Fundamental Challenges To Kids’ Consumption Of Fruits And Vegetables
By Jim Prevor, Editor-in-Chief, Produce Business
It is often pointed out that what people say they want and what they actually purchase and/or consume can differ greatly. Rarely is that more true than when you ask parents about food for their own children?
It is not surprising that parents would report home eating is healthiest for children; it actually is healthiest for everyone. After all, Mom can control portion size, and she can control assortment.
Vegetables in school foodservice or restaurants are offered, but if your kid doesn’t like squash sautéed in tomato sauce, then it is unlikely to be consumed. A mom can know that Johnny likes green beans, carrots, peas and Spaghetti squash, and include one of these on the menu every day.

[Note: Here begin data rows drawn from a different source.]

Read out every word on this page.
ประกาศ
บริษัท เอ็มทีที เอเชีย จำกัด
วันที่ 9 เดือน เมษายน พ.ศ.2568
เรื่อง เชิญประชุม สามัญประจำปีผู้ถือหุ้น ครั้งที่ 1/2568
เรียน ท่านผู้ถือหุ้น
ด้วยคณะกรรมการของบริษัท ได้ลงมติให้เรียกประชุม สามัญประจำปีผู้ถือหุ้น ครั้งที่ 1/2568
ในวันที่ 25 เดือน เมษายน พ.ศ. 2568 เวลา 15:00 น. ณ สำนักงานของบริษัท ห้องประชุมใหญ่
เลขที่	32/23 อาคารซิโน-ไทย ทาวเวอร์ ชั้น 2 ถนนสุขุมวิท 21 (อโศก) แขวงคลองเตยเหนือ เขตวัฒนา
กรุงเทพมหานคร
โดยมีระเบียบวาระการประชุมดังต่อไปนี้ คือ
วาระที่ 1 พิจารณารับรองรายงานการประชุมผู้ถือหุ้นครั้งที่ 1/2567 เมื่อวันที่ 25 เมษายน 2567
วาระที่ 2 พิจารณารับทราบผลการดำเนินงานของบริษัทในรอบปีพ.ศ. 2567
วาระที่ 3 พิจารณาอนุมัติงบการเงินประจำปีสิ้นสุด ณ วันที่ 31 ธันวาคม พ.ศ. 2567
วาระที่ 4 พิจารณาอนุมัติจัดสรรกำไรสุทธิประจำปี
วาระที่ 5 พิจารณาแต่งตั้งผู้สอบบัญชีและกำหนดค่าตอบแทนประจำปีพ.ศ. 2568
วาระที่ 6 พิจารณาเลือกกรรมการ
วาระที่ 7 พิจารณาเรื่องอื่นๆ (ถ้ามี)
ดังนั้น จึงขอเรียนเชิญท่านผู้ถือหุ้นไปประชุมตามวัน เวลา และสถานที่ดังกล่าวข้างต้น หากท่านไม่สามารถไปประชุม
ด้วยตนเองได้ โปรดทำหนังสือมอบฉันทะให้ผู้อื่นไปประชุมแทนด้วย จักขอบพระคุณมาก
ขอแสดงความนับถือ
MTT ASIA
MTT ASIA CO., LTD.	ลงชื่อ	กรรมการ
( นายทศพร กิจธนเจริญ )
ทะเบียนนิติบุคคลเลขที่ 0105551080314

We know from credible data we have on baby food and milk that many a parent who will do without organic for themselves will ante up to ensure their children have what they perceive to be the best.
So there is a good reason to think that effective marketing tied to “clean” and “healthy” will lead parents to pay more for the “best” fruits and vegetables, which creates some marketing opportunity.
Certainly, those families that come from regions or belong to ethnicities that have diets rich in fruits and vegetables are going to naturally have diets that are more produce-dense.
Of course, moms have always urged their children to eat more fruits and vegetables. So how much change this represents and how much it means produce consumption can be increased is unclear.
There are fundamental challenges that make increasing produce consumption among kids difficult. Most notably, it is one thing to boost consumption of sweet snack fruit, since kids typically enjoy fruit, so feeding them fruit can be done with increased availability. However, many of the most nutrient-dense produce items are bitter and less appealing to a child’s palate.
And many industry efforts to boost consumption among kids, such as efforts to use cartoons or puppet characters to attract children to fruits and vegetables, have not been shown to increase consumption.
Fundamentally, whatever parents may like to buy, children are not generally feeling their mortality, so they want to eat foods that taste good. When it comes to produce industry efforts to boost consumption, maybe the focus has to be on making the healthiest produce items taste better.
School foodservice seems like an opportunity, but it turns out that compelling school foodservice operations to serve more produce is a lot easier than compelling children to eat more produce.
In the school attended by this author’s children, each student was required to accept a vegetable on his or her plate. After a few months in which the garbage pails were filled with discarded vegetables, the school abandoned the effort.
Even things that excite the produce industry may not actually be beneficial in the long run. The industry loves salad bars in schools, because the minute a school opens one, the industry starts receiving orders for produce items that had never been purchased by the school.
There is also a real fear that children, not being experts in salad composition, may turn themselves off consuming salad items because adding salad bar items on their plate may cause digestive problems. Maybe offering composed salads on a long-term basis would serve to boost consumption.
Restaurants have been chastised for not offering children healthy options in kid’s meals, and many establishments have responded. McDonald’s has Cuties; Disney made the default option baby carrots, grapes, and apple slices.
At Darden restaurants, there is a commitment to make fruit and vegetables the default side dish, 1 percent milk is promoted, and at least one children’s menu option must meet specific criteria regarding calories, sodium, and fat.
Offering juice instead of soda may feel healthier, but the truth is many juice drinks have more sugar than Coca-Cola.
There are many restaurants trumpeting new offerings, but very few announced the improvements these healthier offerings caused in leading children to have healthier diets.
In addition, the science on health and nutrition is changing and unsettled. Not very long ago, expert opinion was that the big problem with French fries was the frying. Now the same experts tell us the oil is the best part. They worry about the glycemic load of the potato itself. So it is not always clear what a healthy option means.
Intuitively, it seems smart to focus on changing dietary habits of children to be more produce-dense. This, it is thought, will increase the likelihood that children will continue to eat more fruits and vegetables as they move into adulthood — although the evidence for this is still unconfirmed.
We don’t really know what will work. Is this primarily a marketing problem? A culinary problem? Or is it something inherent in the product?
With increased travel, global media and a more ethnically diverse society, there is little question that there is a world of dishes waiting to be discovered by children, and we would be foolish to not try all we can.